La libertad de prensa: un día y un momento especial
En 1993 la Asamblea General de las Naciones Unidas proclamó el 3 de mayo como “Día Mundial de la Libertad de Prensa”, con la idea de «fomentar la libertad de prensa en el mundo al reconocer que una prensa libre, pluralista e independiente es un componente esencial de toda sociedad democrática». La fecha recuerda la instauración de la Declaración de Windhoek (Namibia) sobre libertad de ejercicio del periodismo.
Cada año, la Unesco conmemora esta fecha rindiendo tributo a los numerosos periodistas alrededor del mundo que por decisión profesional ponen en peligro sus vidas en el esfuerzo de informar a sus sociedades y de promover el libre flujo de la información.
En nuestro país, la libertad de prensa posee tutela constitucional, y en tanto libertad estratégica, garantiza la subsistencia de todos los demás derechos.

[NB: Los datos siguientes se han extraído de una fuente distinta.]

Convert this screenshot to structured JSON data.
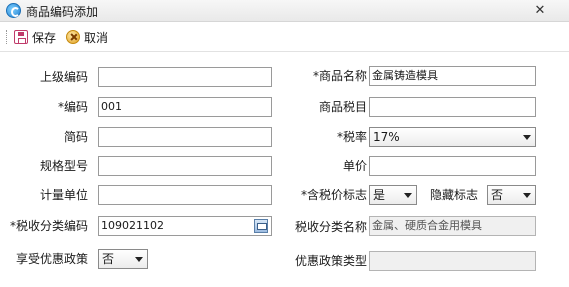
{
  "window": {
    "title": "商品编码添加",
    "close_glyph": "✕"
  },
  "toolbar": {
    "save_label": "保存",
    "cancel_label": "取消"
  },
  "form": {
    "parent_code": {
      "label": "上级编码",
      "value": ""
    },
    "product_name": {
      "label": "*商品名称",
      "value": "金属铸造模具"
    },
    "code": {
      "label": "*编码",
      "value": "001"
    },
    "product_tax_item": {
      "label": "商品税目",
      "value": ""
    },
    "short_code": {
      "label": "简码",
      "value": ""
    },
    "tax_rate": {
      "label": "*税率",
      "value": "17%"
    },
    "spec_model": {
      "label": "规格型号",
      "value": ""
    },
    "unit_price": {
      "label": "单价",
      "value": ""
    },
    "unit": {
      "label": "计量单位",
      "value": ""
    },
    "tax_included_flag": {
      "label": "*含税价标志",
      "value": "是"
    },
    "hidden_flag": {
      "label": "隐藏标志",
      "value": "否"
    },
    "tax_class_code": {
      "label": "*税收分类编码",
      "value": "109021102"
    },
    "tax_class_name": {
      "label": "税收分类名称",
      "value": "金属、硬质合金用模具"
    },
    "enjoy_preferential": {
      "label": "享受优惠政策",
      "value": "否"
    },
    "preferential_type": {
      "label": "优惠政策类型",
      "value": ""
    }
  }
}
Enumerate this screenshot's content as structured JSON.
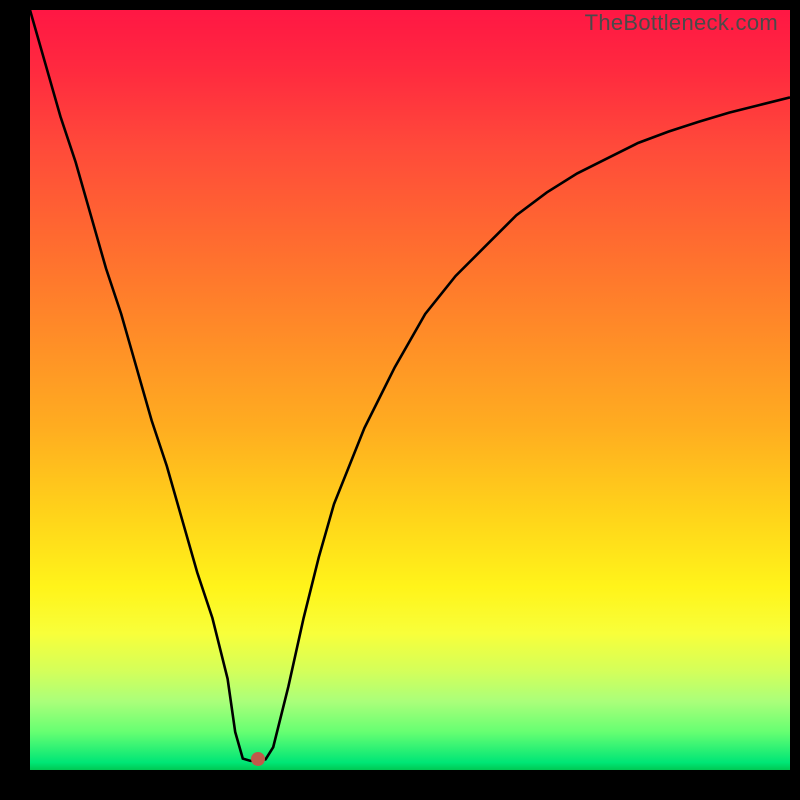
{
  "watermark": "TheBottleneck.com",
  "colors": {
    "curve": "#000000",
    "marker": "#c05a4a",
    "frame": "#000000"
  },
  "chart_data": {
    "type": "line",
    "title": "",
    "xlabel": "",
    "ylabel": "",
    "xlim": [
      0,
      100
    ],
    "ylim": [
      0,
      100
    ],
    "grid": false,
    "x": [
      0,
      2,
      4,
      6,
      8,
      10,
      12,
      14,
      16,
      18,
      20,
      22,
      24,
      26,
      27,
      28,
      29,
      30,
      31,
      32,
      34,
      36,
      38,
      40,
      44,
      48,
      52,
      56,
      60,
      64,
      68,
      72,
      76,
      80,
      84,
      88,
      92,
      96,
      100
    ],
    "values": [
      100,
      93,
      86,
      80,
      73,
      66,
      60,
      53,
      46,
      40,
      33,
      26,
      20,
      12,
      5,
      1.5,
      1.2,
      1.2,
      1.4,
      3,
      11,
      20,
      28,
      35,
      45,
      53,
      60,
      65,
      69,
      73,
      76,
      78.5,
      80.5,
      82.5,
      84,
      85.3,
      86.5,
      87.5,
      88.5
    ],
    "marker": {
      "x": 30,
      "y": 1.5
    },
    "annotations": []
  }
}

La defensa de la libertad de expresión en nuestro contexto democrático halla su piedra basal en facilitar las condiciones para que la ciudadanía pueda debatir acerca de toda cuestión que suscite interés público.
La existencia misma de la prensa es condición necesaria de un gobierno libre, constituyendo la prensa independiente uno de los principales indicadores para medir cuán democrática es una sociedad y cuán republicana es la organización y el ejercicio de su poder político y social.
En estos tiempos de incentivada crispación social con dirigentes que cada día más culpan al periodismo de sus evidentes fracasos o quieren hacerlo pasar como un enemigo de los intereses comunitarios para desacreditarlos, breguemos por una prensa libre sobre la cual los poderes públicos no ejerzan dominio político o concentración económica, que sostenga nuestro crecimiento como sociedad fundada en valores democráticos.